Phase 7 in the Benchmarking Process: Implementation ("i7"). As a company evolves from an inflexible hierarchy to flexible networks of independent centers, purchasing must implement best practices. Substantially based in the purchasing competency module, today's purchasers can and must deploy their talents to upgrade their team's role from that of a cost center to a center of excellence which serves as a prime source of their organization's competitive advantage in the marketplace (see Figure 5).

Figure 5: Purchasing as a center of excellence. Figure not available in text-only version of this article.

Centers of Excellence are units that serve as sources of lasting competitive advantage and future growth of an organization (Arnold, Scheuing 1998). Purchasing is one of these centers establishing best practices in supply chain management.

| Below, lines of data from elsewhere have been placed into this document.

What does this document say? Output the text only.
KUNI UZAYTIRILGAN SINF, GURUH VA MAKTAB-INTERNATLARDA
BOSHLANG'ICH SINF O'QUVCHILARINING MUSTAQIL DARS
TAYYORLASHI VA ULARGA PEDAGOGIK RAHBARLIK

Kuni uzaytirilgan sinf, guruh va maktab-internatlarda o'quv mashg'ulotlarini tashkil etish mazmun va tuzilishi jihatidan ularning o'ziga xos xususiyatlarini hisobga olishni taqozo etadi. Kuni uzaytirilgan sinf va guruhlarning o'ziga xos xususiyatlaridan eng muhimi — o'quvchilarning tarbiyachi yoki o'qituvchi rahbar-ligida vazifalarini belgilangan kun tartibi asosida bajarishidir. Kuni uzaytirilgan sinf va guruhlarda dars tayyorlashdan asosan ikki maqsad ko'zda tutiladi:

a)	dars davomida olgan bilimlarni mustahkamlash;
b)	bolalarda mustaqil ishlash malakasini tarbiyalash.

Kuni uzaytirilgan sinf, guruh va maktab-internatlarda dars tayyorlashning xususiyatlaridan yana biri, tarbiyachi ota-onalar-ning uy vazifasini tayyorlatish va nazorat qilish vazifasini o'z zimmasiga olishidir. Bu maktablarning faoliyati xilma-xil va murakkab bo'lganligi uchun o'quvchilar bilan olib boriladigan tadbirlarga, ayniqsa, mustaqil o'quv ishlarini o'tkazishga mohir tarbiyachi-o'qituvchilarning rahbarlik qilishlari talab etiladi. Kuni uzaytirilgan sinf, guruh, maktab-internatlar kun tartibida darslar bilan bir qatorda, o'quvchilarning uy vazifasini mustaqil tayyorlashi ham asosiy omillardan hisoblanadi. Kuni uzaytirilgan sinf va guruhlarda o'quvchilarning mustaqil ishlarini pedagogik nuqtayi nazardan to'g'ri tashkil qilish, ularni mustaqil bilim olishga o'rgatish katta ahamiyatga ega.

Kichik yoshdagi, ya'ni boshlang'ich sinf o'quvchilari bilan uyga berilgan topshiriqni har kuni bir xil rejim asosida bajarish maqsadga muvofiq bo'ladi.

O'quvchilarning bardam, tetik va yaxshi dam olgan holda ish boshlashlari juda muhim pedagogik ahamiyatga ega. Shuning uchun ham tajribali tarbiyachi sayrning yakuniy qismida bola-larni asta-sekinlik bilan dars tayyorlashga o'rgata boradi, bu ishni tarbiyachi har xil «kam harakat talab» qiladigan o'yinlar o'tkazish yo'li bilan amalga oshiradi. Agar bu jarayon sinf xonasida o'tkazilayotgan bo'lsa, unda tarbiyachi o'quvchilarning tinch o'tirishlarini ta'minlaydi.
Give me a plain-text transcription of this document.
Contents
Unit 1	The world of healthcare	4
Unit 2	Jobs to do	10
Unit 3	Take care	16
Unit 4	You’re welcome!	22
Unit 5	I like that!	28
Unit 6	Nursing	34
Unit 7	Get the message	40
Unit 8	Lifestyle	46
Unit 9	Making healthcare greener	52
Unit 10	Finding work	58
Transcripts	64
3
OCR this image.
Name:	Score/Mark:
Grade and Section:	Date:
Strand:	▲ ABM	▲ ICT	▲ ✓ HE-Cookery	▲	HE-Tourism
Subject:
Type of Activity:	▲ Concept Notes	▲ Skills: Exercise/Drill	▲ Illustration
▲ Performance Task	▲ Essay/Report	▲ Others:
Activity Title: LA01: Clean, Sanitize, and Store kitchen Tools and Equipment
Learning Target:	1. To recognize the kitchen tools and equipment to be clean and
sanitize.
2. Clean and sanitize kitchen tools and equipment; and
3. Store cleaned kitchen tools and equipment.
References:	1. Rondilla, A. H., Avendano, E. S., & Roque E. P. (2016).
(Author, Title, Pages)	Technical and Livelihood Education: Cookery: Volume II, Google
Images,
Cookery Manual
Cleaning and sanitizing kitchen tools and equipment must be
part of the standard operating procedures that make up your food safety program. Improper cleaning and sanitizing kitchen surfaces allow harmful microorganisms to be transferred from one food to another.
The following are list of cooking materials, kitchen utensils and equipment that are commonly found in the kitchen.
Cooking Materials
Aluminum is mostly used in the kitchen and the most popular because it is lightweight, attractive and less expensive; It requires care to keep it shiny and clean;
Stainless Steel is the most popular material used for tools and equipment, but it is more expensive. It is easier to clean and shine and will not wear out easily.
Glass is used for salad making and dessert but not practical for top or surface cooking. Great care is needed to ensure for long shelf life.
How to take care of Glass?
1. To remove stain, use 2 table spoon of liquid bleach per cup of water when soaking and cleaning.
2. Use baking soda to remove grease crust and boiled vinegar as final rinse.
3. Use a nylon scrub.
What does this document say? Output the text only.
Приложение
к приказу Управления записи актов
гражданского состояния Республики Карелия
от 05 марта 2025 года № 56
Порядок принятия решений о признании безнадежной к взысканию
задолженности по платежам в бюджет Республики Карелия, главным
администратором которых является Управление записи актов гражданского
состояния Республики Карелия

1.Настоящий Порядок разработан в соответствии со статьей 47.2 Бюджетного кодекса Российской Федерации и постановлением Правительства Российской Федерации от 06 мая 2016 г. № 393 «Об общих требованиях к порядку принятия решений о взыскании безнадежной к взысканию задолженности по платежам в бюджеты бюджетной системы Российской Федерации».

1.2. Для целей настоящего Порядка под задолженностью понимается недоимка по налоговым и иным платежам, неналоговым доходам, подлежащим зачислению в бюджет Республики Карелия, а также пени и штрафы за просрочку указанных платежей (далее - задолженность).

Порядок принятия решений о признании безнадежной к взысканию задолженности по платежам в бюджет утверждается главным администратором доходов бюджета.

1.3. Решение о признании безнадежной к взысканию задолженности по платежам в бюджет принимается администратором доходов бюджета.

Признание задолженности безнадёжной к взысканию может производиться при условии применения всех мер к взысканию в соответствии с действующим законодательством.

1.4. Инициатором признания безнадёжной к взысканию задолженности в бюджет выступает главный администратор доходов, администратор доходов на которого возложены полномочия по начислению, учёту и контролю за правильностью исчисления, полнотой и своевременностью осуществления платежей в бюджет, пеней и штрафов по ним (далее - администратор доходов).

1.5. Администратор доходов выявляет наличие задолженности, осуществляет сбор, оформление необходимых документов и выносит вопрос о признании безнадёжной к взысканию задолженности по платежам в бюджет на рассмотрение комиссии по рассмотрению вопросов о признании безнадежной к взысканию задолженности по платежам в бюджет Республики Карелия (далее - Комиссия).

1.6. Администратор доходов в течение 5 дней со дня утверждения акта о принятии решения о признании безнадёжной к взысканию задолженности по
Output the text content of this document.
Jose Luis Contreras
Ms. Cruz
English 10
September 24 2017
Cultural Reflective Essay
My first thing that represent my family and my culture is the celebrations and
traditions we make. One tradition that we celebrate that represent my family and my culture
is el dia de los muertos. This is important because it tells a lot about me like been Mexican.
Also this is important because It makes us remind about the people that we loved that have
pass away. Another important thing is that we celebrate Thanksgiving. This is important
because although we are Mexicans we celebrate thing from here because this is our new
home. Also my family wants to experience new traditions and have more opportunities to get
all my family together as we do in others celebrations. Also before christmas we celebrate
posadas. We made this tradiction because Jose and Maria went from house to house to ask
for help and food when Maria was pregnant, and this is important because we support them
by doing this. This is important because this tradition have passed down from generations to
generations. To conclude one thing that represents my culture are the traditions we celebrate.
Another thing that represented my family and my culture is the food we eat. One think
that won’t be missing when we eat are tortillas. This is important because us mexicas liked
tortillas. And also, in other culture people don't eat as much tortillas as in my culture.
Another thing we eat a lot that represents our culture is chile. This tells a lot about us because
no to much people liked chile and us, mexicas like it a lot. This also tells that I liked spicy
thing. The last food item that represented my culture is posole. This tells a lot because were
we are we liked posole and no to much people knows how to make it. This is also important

Phase 8 in the Benchmarking Process: Intensifying ("i8"). Establishing best practices is not short-term oriented. Rather, it is a process of continuous improvement. As shown in Figure 1, the 8i model refers to a circle, starting again at i1 for a new "round" of benchmarking. Sometimes it makes sense to keep the benchmarking partners, but often there are new companies that establish best practices which define the new industrial standard.


Camp, R. C. (1989). Benchmarking. Milwaukee/Wisconsin 1989.

Arnold, U., Scheuing, E. E. (1998). Purchasers as Change Agents: Supply Leadership in the "Borderless Organization". International Purchasing Roundup. A Collection of Presentations from NAPM's 83rd Annual International Purchasing Conference. Edited by Paul Novak and Terri Tracey. Tempe/AZ: NAPM 1998.